A problem causing dry skin, intense itching, and a raised rash, some children outgrow atopic dermatitis (the most common type of eczema) or have milder cases as they age. What causes atopic dermatitis isn’t clear, but those affected may have a personal history of allergies and asthma and a sensitive immune system.
Hives occur as a rash or welts and are often itchy, or may burn or sting. They can appear anywhere on the body and may last minutes or days. Hives can signal serious problems, especially if accompanied by difficult breathing or facial swelling. Medications like aspirin or penicillin; foods like eggs, nuts, and shellfish; food additives; temperature extremes, and infections like strep throat can cause hives. Removing the trigger often resolves the hives and an antihistamine can help. If hives persist or are accompanied with other symptoms, seek medical help.
Scarlet fever is simply strep throat with a rash. Symptoms include sore throat, fever, headache, abdominal pain, and swollen neck glands. After 1-2 days, a red rash with a sandpaper texture appears, after 7-14 days, the rash sloughs off. Scarlet fever is very contagious, but good hand washing can reduce its spread. Call your pediatrician immediately if you think your child has it, and treat with antibiotics to avoid serious complications.

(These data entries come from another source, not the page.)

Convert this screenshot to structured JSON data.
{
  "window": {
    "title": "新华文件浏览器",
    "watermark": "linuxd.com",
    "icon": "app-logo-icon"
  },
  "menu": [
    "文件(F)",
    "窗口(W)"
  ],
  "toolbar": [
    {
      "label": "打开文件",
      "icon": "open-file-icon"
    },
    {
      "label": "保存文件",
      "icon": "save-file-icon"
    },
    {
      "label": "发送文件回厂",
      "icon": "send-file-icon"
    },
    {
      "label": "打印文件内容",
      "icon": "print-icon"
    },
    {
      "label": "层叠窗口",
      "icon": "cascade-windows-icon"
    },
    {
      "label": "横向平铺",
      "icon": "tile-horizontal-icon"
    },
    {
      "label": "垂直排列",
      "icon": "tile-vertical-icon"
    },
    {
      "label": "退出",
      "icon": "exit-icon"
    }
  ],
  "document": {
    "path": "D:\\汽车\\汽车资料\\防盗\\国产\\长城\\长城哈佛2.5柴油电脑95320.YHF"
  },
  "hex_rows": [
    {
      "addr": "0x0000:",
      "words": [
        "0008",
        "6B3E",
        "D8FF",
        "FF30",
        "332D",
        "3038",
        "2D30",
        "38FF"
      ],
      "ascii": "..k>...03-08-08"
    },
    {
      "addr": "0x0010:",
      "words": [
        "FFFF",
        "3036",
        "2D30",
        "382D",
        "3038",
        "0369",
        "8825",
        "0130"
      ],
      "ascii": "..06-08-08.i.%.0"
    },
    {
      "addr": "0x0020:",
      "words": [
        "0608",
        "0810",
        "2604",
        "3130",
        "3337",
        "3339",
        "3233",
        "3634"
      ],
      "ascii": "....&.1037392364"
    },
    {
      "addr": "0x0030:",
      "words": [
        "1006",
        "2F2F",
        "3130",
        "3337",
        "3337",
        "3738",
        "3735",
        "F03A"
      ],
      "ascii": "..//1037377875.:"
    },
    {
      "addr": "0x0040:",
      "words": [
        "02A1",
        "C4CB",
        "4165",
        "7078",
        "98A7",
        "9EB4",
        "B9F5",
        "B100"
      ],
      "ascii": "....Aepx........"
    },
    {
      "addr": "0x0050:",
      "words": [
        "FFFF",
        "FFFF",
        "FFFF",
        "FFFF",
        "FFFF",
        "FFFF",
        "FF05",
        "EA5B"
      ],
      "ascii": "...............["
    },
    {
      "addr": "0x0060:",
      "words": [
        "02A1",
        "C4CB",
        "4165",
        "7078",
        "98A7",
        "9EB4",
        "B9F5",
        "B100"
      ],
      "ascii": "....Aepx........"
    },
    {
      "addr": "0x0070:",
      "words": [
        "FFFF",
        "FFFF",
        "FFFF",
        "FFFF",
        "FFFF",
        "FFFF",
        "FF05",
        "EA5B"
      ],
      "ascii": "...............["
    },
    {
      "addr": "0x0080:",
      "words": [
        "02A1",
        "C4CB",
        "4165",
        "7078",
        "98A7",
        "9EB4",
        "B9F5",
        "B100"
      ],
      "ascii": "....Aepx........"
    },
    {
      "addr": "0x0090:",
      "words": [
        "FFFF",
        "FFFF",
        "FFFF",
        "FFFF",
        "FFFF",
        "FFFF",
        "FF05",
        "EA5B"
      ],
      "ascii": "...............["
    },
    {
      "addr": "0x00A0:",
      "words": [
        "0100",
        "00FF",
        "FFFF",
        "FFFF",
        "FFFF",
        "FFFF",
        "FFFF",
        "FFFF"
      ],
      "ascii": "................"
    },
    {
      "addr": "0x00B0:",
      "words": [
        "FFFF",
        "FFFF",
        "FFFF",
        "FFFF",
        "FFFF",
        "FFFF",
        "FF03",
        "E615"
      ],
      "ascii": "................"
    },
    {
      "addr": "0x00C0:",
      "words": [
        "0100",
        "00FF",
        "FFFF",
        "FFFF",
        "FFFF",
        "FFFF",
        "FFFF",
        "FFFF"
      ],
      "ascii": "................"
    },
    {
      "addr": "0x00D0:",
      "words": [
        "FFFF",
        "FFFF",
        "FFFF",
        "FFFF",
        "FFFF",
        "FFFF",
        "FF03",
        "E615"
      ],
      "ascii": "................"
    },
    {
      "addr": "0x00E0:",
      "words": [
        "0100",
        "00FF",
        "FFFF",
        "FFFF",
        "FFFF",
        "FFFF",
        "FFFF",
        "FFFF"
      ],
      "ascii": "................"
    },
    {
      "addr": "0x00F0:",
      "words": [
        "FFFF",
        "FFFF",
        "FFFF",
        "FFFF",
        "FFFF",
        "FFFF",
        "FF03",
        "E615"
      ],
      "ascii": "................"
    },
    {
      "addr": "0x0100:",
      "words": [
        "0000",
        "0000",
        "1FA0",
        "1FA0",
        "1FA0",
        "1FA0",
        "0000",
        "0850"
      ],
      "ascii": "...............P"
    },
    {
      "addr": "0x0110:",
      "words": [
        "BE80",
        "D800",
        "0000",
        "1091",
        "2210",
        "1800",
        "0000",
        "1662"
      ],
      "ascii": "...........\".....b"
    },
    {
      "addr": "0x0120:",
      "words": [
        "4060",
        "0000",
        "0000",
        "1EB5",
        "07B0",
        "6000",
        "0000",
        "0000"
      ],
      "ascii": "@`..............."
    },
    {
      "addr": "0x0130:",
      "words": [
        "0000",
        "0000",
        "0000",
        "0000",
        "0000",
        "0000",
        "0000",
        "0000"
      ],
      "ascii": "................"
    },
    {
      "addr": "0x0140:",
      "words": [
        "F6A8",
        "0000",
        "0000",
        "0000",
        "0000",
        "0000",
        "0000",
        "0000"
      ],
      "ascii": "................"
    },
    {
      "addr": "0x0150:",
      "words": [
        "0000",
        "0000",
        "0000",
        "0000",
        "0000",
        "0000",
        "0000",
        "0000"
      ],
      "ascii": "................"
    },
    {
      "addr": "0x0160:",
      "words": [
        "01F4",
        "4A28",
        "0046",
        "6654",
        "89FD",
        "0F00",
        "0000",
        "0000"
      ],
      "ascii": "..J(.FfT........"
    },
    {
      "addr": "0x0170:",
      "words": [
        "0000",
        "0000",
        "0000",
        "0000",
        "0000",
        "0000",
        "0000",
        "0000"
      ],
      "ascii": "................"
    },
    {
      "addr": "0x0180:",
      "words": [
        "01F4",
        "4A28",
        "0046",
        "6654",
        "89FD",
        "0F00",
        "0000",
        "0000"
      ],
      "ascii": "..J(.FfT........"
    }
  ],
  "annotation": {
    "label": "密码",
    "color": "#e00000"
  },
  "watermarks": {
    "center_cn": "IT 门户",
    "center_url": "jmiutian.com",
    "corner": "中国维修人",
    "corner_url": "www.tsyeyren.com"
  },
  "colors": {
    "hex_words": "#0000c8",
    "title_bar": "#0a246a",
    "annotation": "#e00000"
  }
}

Roseola Infantum (Sixth Disease)
A mild, contagious illness, roseola infantum is most common in children age 6 months to 2 years, and is rare after age 4. The symptoms are respiratory illness, followed by a high fever (which can trigger seizures) for several days. Fevers abruptly end and are followed by a rash of small, pink, flat, or slightly raised bumps on the trunk, then the extremities.